An all-inclusive ice machine subscription or rental can be a great solution for budget-conscious pizzerias. These subscriptions include the equipment, maintenance, cleaning, repairs and often backup ice deliveries for one monthly payment.
What are some new technologies in ice machines?
While the refrigeration process hasn’t changed all that much since the 1930s, newer ice machines come with all kinds of bells and whistles. Many newer ice machines are utilizing digital technology to monitor their performance. For example, if the ice machine takes too long to produce a batch of ice, the machine will alert the user and give detailed information that can help diagnose the problem.
Other improvements include infrared bin controls, which use infrared beams to measure the amount of ice in your ice bin. When the bin fills to the top, the bin control sends a message to the ice machine to shut down.
What maintenance or cleaning procedures should operators keep in mind to maximize longevity of the machine?
As mentioned, pizzerias offer a unique set of challenges for ice machines because yeast is so prevalent. The leading ice machine manufacturers recommend at least two professional cleanings per year, but that recommendation is for typical environments—pizzerias easily need twice that. We’ve seen perfectly clean ice machines in pizzerias grow considerable amounts of mold in only three weeks! Mold can lead to health inspection violations, which can damage the reputation of any restaurant.
Routinely monitoring and cleaning the ice machine is also helpful. Make sure that your employees check the ice machine for excessive mold in and around the ice machine. When cleaning and disinfecting your restaurant at the end of the shift, make sure employees include the ice machine in that process.
What other considerations should operators keep in mind when working with ice machines?
Ice machines are often overlooked until it is too late. Pizzerias don’t sell ice, so it’s looked at as more of an expenditure than a product. However, running out of ice is a huge hassle and will cost you money. No one wants a warm soda to go with their pizza, and buying ice retail can be quite expensive—the average 10-pound bag of ice costs about $3. Assuming a pizzeria needs 400 pounds of ice per day to run, you’re looking at spending $120 for every day that the ice machine is down.

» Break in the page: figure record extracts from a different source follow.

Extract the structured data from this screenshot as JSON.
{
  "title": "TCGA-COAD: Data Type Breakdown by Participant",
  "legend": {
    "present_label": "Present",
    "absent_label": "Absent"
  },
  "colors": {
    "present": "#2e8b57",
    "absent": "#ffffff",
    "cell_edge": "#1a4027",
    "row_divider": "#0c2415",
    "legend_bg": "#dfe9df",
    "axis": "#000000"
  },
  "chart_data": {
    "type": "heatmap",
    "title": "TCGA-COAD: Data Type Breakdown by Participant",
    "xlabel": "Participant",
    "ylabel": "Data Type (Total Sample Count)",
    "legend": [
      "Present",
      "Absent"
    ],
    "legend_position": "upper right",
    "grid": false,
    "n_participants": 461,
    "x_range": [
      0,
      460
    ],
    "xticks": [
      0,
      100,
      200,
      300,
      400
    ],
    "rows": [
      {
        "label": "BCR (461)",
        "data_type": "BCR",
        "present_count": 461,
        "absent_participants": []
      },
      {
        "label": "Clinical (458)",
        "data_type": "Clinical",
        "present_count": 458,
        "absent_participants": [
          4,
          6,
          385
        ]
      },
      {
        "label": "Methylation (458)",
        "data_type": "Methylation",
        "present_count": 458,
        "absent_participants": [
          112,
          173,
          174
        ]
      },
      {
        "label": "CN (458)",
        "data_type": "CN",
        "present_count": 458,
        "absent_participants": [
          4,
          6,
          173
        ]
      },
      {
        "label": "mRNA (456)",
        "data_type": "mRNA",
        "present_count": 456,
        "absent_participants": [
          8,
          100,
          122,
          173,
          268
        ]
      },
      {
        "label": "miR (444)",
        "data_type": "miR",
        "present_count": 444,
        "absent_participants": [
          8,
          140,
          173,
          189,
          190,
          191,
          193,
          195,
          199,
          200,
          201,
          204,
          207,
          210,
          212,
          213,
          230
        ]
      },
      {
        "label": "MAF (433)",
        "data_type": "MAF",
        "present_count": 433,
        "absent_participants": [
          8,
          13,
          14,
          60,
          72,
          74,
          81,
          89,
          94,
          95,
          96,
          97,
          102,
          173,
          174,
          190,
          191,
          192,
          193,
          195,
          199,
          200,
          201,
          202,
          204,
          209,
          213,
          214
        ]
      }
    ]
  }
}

The vast majority of ice machine problems we’ve seen could have easily been avoided if the business owner kept up with maintenance and repairs. The annual cost business owners spend on maintenance and cleaning is a far better option than waiting for an ice machine to break down. Rushing to get an ice machine up and running is a huge headache—and can end up costing thousands of dollars!
Tracy Morin is PMQ’s senior copy editor.